Saliine City Council Wants More Analysis of Proposal to Upgrade Water Meters


When Saline City Council met last Monday, it was presented with a motion to spend $195,836.52 with Core and Main for a new water meter system.

It wasn't a one-time expenditure. It was the first of 10 payments for a $1.7 million project that would update the city's antiquated meter reading process - a process that requires extensive labor. allows expensive leaks to go unchecked for too long, and which doesn't provide city staff much useful information as it tries to tackle issues like rusty water.

Core & Main, in its proposal documents, says its water meter system will help the city on all those fronts. In addition, city staff say the system will improve customer service and budgeting, provide greater system control, improve the accuracy of consumption reads and bills, help the city identify more lead and copper in the system, provide convenient communication tools between the city and customer, and improve the security of the water system.

The cost of replacing every water meter in the city and installing the new technology is not insignificant. But, said City Manager Colleen O'Toole, "A system like this could pay for itself."

While the city has been considering smart meters for years,  council members were surprised to see such a big-ticket item appear on the agenda as an action item without previous discussion.

Mayor Brian Marl, who sets the agenda, acknowledged the need for for council to question to consider the proposal, absorb the information and ask questions.

"Because of the cost of this of this change and also the nature of it, which is a pretty fundamental departure from the way we've conducted business over the past several decades, I think that it's appropriate just to have a discussion this evening to address whatever questions and concerns you may have tonight and then to revisit this issue," Marl said.

He suggested council could consider the issue when it meets again, Dec. 6.

DPW Larry Sirls briefly outlined the advantages of the system:

  • The city would save 24 hours a week in staff time reading meters.
  • Some existing meters have low accuracy, which is means there's an element of unfairness in the way the city has its customers pay for water.
  • The system will help the city identify more lead and copper lines in accordance with state law.
  • A communication platform that can be used to alert residents about upcoming construction projects, boil water alerts, etc.
  • Integration with the city's BS&A billing software.
  • A two-way dashboard which gives the city and customers real-time information about water usage.
  • Right now, it sometimes takes 3-4 months for the city to identify a leak in the system. Often times, the city finds out when a resident calls to complain about a bill $1,000 more than expected. This dashboard would notify the city and user much faster when consumption rises.

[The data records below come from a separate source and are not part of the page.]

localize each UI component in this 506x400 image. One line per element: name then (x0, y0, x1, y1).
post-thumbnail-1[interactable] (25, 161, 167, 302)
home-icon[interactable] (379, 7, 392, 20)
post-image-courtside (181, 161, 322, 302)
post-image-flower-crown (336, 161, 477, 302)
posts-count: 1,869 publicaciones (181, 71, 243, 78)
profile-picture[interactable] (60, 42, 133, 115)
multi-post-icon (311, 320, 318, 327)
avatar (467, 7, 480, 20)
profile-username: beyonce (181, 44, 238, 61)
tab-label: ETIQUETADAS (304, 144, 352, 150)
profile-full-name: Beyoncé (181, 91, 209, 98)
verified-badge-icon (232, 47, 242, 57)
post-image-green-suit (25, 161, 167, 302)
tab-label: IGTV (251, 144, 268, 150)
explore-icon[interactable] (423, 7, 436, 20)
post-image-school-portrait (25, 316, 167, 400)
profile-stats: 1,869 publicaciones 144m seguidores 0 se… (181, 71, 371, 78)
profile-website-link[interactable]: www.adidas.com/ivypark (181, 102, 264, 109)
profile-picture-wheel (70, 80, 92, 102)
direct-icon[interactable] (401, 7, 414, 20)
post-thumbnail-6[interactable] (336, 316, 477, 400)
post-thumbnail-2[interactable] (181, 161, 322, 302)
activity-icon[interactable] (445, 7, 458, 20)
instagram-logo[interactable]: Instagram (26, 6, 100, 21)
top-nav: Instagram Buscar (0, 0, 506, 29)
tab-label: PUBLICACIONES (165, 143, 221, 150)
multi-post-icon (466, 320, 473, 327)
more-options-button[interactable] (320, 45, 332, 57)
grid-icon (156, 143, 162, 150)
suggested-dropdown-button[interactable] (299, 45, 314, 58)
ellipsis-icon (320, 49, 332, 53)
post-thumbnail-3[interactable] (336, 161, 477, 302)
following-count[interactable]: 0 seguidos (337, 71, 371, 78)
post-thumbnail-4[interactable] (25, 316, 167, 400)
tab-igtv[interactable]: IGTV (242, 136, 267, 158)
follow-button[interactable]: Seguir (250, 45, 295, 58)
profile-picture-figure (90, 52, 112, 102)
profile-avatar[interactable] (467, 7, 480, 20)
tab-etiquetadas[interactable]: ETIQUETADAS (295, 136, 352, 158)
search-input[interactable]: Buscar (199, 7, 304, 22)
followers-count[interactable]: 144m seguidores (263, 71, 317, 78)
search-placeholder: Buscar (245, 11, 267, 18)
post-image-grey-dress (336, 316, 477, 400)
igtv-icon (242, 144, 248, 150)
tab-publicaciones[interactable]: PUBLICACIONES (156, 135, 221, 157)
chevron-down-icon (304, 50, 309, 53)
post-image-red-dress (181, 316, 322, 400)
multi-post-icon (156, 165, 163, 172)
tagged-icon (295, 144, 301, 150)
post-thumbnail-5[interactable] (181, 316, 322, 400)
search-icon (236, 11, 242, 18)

Sirls said the city would "reap the benefit" of getting the system installed before Layher Farms, Maple Oaks and other subdivisions are built.

Councillor Jim Dell'Orco said he had a number of concerns with the proposal.

"Chief among them is, one bid, one contractor. I do think, even if we end up opting to move forward with this, it's certainly worth soliciting more information about our current investment and current meters," Dell'Orco said.

Dell'Orco said the city has encountered situations in which it has exchanged equipment only to find out the new equipment equipment isn't as good as what they had.

Dell'Orco said he also had concerns with the meters' batteries, which aren't expected to last beyond 12 years.

"They're gonna have to go back in and replace all these meters. Again, that's a hidden cost behind the original 1.7 million dollars," Dell'Orco said.

Dell'Orco council hold a work meeting to go over concerns.

"I have a laundry list of questions. I need more time to digest the technology and materials going into this," Dell'Orco said. "I'm particularly concerned because (the cost) is not coming out of our general funds, it would be levied against our ratepayers. We're contemplating this in parallel with making significant upgrades to our wastewater treatment plant and all these things are coming on the backs of the rate payers at once."

Dell'Orco said is that it's his understanding the city can upgrade the existing equipment and achieve some of the same goals without changing the entire system.

"We've been approached with requests to make those upgrades several times over the last decade and we just haven't done it," Dell'Orco said. "I don't want to throw the baby out with the bathwater. If we can at least consider the option of what Neptune can do with the technologies that we have in place, I think that's worth doing."

Marl said he appreciated Dell'Orco's comments and reiterated he thought it would be "wildly inappropriate" to take formal action that night.

Councillor Janet Dillon said she was on the page and that the issue warranted a work meeting. She said she hoped staff could provide a pros and cons analysis. She also wanted to know if the project could be put out to bid.

Still, she thought it could be a sign of progress.

"This has been in the talks for longer than I've been on council and it is nice to see some forward motion," Dillon said. "It's a significant financial investment or the city and for the residents and I just want to make sure that we're thoughtful in that process."

Councillor Jack Ceo said he'd only received the packet a few hours before the meeting. Ceo said he favored a slow approach with at least one work meeting.

Councillor Kevin Camero-Sulak said he was interested in the advanced metering infrastructure and wanted to know the experiences of other cities using the system.

Councillor Dawn Krause thanked Sirls for his forward-thinking approach.

Marl said the meeting would appear as a discussion item at council's next regular meeting Dec. 6.